Sulawesi, Indonesia (October 02, 2018): More than 1,200 people are now known to have died in the quake-tsunami that smashed into Sulawesi, Indonesia said Tuesday, as police pledged to clamp down on looting by survivors taking advantage of the chaos.
There were reports of officers firing warning shots and tear gas to ward off people ransacking shops in Palu, a coastal city ravaged by a 7.5-magnitude quake and the tsunami it spawned.
Almost 200,000 people are in need of urgent help, the United Nations says, among them thousands of children.
Survivors are battling thirst and hunger, with food and clean water in short supply, and local hospitals are overwhelmed by the number of injured.Police said Tuesday that they had previously tolerated desperate survivors taking food and water from closed shops, but had now arrested 35 people for stealing computers and cash.
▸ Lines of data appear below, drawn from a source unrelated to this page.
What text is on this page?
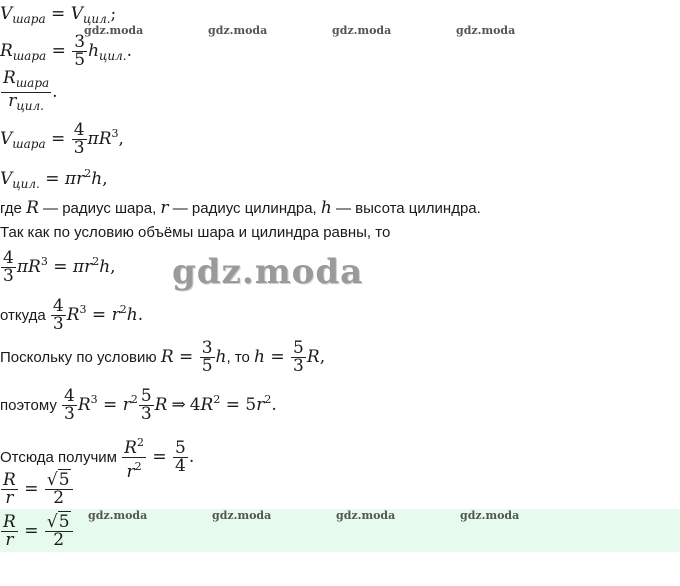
gdz.moda	gdz.moda	gdz.moda	gdz.moda
gdz.moda
gdz.moda	gdz.moda	gdz.moda	gdz.moda
$V_{шара} = V_{цил.}$;
$R_{шара} = \frac{3}{5} h_{цил.}$.
$\frac{R_{шара}}{r_{цил.}}$ .
$V_{шара} = \frac{4}{3} \pi R^3$,
$V_{цил.} = \pi r^2h$,
где R — радиус шара, r — радиус цилиндра, h — высота цилиндра.
Так как по условию объёмы шара и цилиндра равны, то
$\frac{4}{3} \pi R^3 = \pi r^2h$,
откуда $\frac{4}{3} R^3 = r^2h$.
Поскольку по условию $R = \frac{3}{5} h$, то $h = \frac{5}{3} R$,
поэтому $\frac{4}{3} R^3 = r^2 \frac{5}{3}$ R ⇒ $4R^2 = 5r^2$.
Отсюда получим $\frac{R^2}{r^2} = \frac{5}{4}$ .
$\frac{R}{r} = \frac{√5}{2}$
$\frac{R}{r} = \frac{√5}{2}$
“On the first and second day clearly no shops were open. People were hungry. There were people in dire need. That’s not a problem,” said deputy national police chief Ari Dono Sukmanto.
“But after day two, the food supply started to come in, it only needed to be distributed. We are now re-enforcing the law.”
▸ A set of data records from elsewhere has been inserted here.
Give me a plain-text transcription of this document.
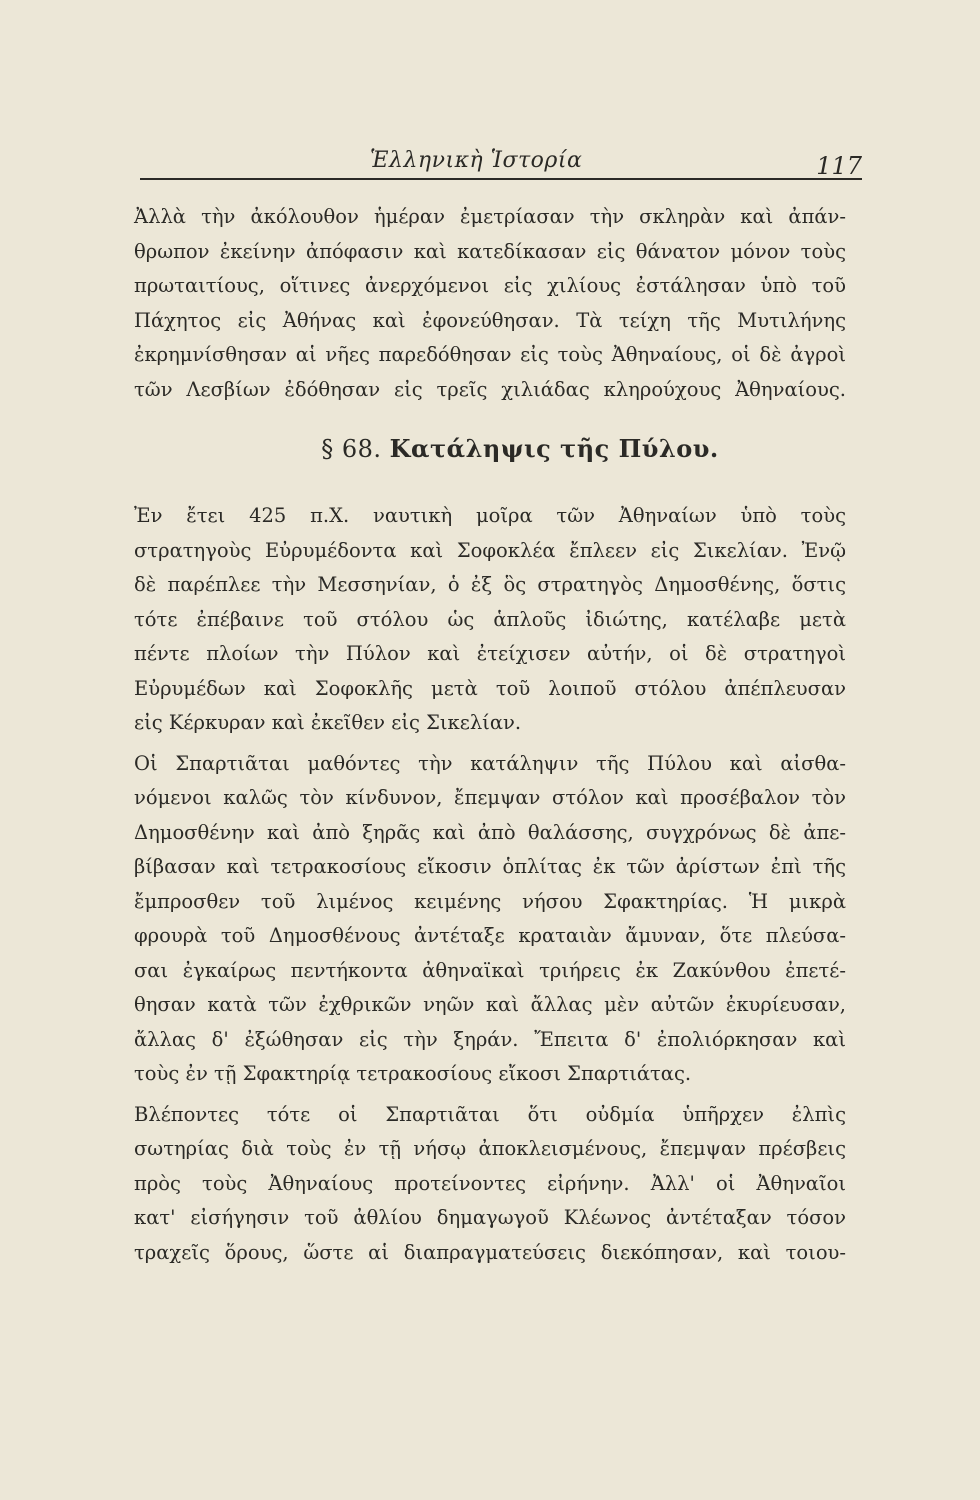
Ἑλληνικὴ Ἱστορία	117
Ἀλλὰ τὴν ἀκόλουθον ἡμέραν ἐμετρίασαν τὴν σκληρὰν καὶ ἀπάν-
θρωπον ἐκείνην ἀπόφασιν καὶ κατεδίκασαν εἰς θάνατον μόνον τοὺς
πρωταιτίους, οἵτινες ἀνερχόμενοι εἰς χιλίους ἐστάλησαν ὑπὸ τοῦ
Πάχητος εἰς Ἀθήνας καὶ ἐφονεύθησαν. Τὰ τείχη τῆς Μυτιλήνης
ἐκρημνίσθησαν αἱ νῆες παρεδόθησαν εἰς τοὺς Ἀθηναίους, οἱ δὲ ἀγροὶ
τῶν Λεσβίων ἐδόθησαν εἰς τρεῖς χιλιάδας κληρούχους Ἀθηναίους.
§ 68. Κατάληψις τῆς Πύλου.
Ἐν ἔτει 425 π.Χ. ναυτικὴ μοῖρα τῶν Ἀθηναίων ὑπὸ τοὺς
στρατηγοὺς Εὐρυμέδοντα καὶ Σοφοκλέα ἔπλεεν εἰς Σικελίαν. Ἐνῷ
δὲ παρέπλεε τὴν Μεσσηνίαν, ὁ ἐξ ὃς στρατηγὸς Δημοσθένης, ὅστις
τότε ἐπέβαινε τοῦ στόλου ὡς ἁπλοῦς ἰδιώτης, κατέλαβε μετὰ
πέντε πλοίων τὴν Πύλον καὶ ἐτείχισεν αὐτήν, οἱ δὲ στρατηγοὶ
Εὐρυμέδων καὶ Σοφοκλῆς μετὰ τοῦ λοιποῦ στόλου ἀπέπλευσαν
εἰς Κέρκυραν καὶ ἐκεῖθεν εἰς Σικελίαν.
Οἱ Σπαρτιᾶται μαθόντες τὴν κατάληψιν τῆς Πύλου καὶ αἰσθα-
νόμενοι καλῶς τὸν κίνδυνον, ἔπεμψαν στόλον καὶ προσέβαλον τὸν
Δημοσθένην καὶ ἀπὸ ξηρᾶς καὶ ἀπὸ θαλάσσης, συγχρόνως δὲ ἀπε-
βίβασαν καὶ τετρακοσίους εἴκοσιν ὁπλίτας ἐκ τῶν ἀρίστων ἐπὶ τῆς
ἔμπροσθεν τοῦ λιμένος κειμένης νήσου Σφακτηρίας. Ἡ μικρὰ
φρουρὰ τοῦ Δημοσθένους ἀντέταξε κραταιὰν ἄμυναν, ὅτε πλεύσα-
σαι ἐγκαίρως πεντήκοντα ἀθηναϊκαὶ τριήρεις ἐκ Ζακύνθου ἐπετέ-
θησαν κατὰ τῶν ἐχθρικῶν νηῶν καὶ ἄλλας μὲν αὐτῶν ἐκυρίευσαν,
ἄλλας δ' ἐξώθησαν εἰς τὴν ξηράν. Ἔπειτα δ' ἐπολιόρκησαν καὶ
τοὺς ἐν τῇ Σφακτηρίᾳ τετρακοσίους εἴκοσι Σπαρτιάτας.
Βλέποντες τότε οἱ Σπαρτιᾶται ὅτι οὐδμία ὑπῆρχεν ἐλπὶς
σωτηρίας διὰ τοὺς ἐν τῇ νήσῳ ἀποκλεισμένους, ἔπεμψαν πρέσβεις
πρὸς τοὺς Ἀθηναίους προτείνοντες εἰρήνην. Ἀλλ' οἱ Ἀθηναῖοι
κατ' εἰσήγησιν τοῦ ἀθλίου δημαγωγοῦ Κλέωνος ἀντέταξαν τόσον
τραχεῖς ὅρους, ὥστε αἱ διαπραγματεύσεις διεκόπησαν, καὶ τοιου-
“There are ATMs. They are open,” he added. “If people steal, we catch and investigate.”
Despite official assurances, desperation was evident on the streets of Palu, where survivors clambered through wreckage hunting for anything salvageable.Others crowded around daisy-chained power strips at the few buildings that still have electricity, or queued for water, cash or petrol being brought in via armed police convoy.
The International Committee of the Red Cross said it was working to reunite families who had become separated during the disaster and was providing “forensic services” to those carrying out the grim task of identifying victims.